Kamis, 18 April 2013

Physician heal thyself-lawyer Gregory Piche ' releases a new book about Sham Peer review medical

As a lawyer, Gregory Piche ‘ is an expert in the process of Peer Review, after spending many years in hospitals and doctors. Soon he realized that often many of who participated were initiated resulting in bad faith from the hospital policy or economic competition.

Piche ‘ wrote the book so that physicians, families, and the defenders can benefit from an objective description of the process and the knowledge that they are not alone.

Using your case history and sources from the New York Times, Wall Street Journal, BNA Healthcare Reporter and a number of listservs, Piche’s health has put together a collection of turbulent and interesting case histories that have found their way into us courts for further review and interpretation.

The book is an informative read, chock full of interesting circumstances and their results. Digs in the American justice system and the general reluctance to overturn the apple cart peer review, unstable, as is.

Doctors, dentists and hospitalists need to understand the facts of life related to the peer review process and how it can endanger and derail a career in medicine. The book highlights several peer reviews farce that negatively brand good doctors for life, although they have been unjustly tried by their peers. It is also a warning to doctors entrenched, committees and members of the Board of the hospital claiming that immunity if they don’t play fair, there may be legal and financial consequences.

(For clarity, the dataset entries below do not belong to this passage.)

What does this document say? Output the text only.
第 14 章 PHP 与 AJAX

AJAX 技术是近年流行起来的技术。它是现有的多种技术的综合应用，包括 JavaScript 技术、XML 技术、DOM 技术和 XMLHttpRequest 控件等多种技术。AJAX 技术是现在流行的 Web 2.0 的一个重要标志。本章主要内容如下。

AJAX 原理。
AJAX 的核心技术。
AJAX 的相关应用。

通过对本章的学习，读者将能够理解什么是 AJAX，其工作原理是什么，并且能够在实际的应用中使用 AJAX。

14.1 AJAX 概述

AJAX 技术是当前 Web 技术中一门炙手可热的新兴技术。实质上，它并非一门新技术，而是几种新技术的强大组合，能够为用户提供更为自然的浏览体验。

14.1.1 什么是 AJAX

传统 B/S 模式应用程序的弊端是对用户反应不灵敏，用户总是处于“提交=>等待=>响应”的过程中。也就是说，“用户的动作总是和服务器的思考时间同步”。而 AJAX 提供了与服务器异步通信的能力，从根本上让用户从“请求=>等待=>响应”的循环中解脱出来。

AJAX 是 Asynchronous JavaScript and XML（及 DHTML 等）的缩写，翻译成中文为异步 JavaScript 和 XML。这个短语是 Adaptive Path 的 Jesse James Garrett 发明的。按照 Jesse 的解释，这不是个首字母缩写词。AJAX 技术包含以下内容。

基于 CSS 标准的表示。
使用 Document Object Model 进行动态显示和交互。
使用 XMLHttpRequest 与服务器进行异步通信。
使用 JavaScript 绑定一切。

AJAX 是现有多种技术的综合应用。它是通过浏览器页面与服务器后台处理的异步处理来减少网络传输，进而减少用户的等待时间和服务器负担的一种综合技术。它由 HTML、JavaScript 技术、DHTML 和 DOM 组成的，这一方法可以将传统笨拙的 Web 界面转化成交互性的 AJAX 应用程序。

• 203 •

Piche ‘ believes there should be a more collaborative approach with a prescription or a deadline regarding the report filed with the national practitioner data bank. There should also be better than the basic rights enumerated due process in health care quality Improvement Act of 1986.

Piche ‘ believes that offers immunity to government committees often dilutes the peer review process, leading to a revision of sham. He asserts that the laws and due process are important to protect the interests of professionals.

Piche ‘ offers several effective ways to bypass the current system, known as the physician Peer Review, favoring rehabilitation, retraining and independent evaluations of dilute sham contradictory influences caused by ego, power and money that seem to dominate the profession.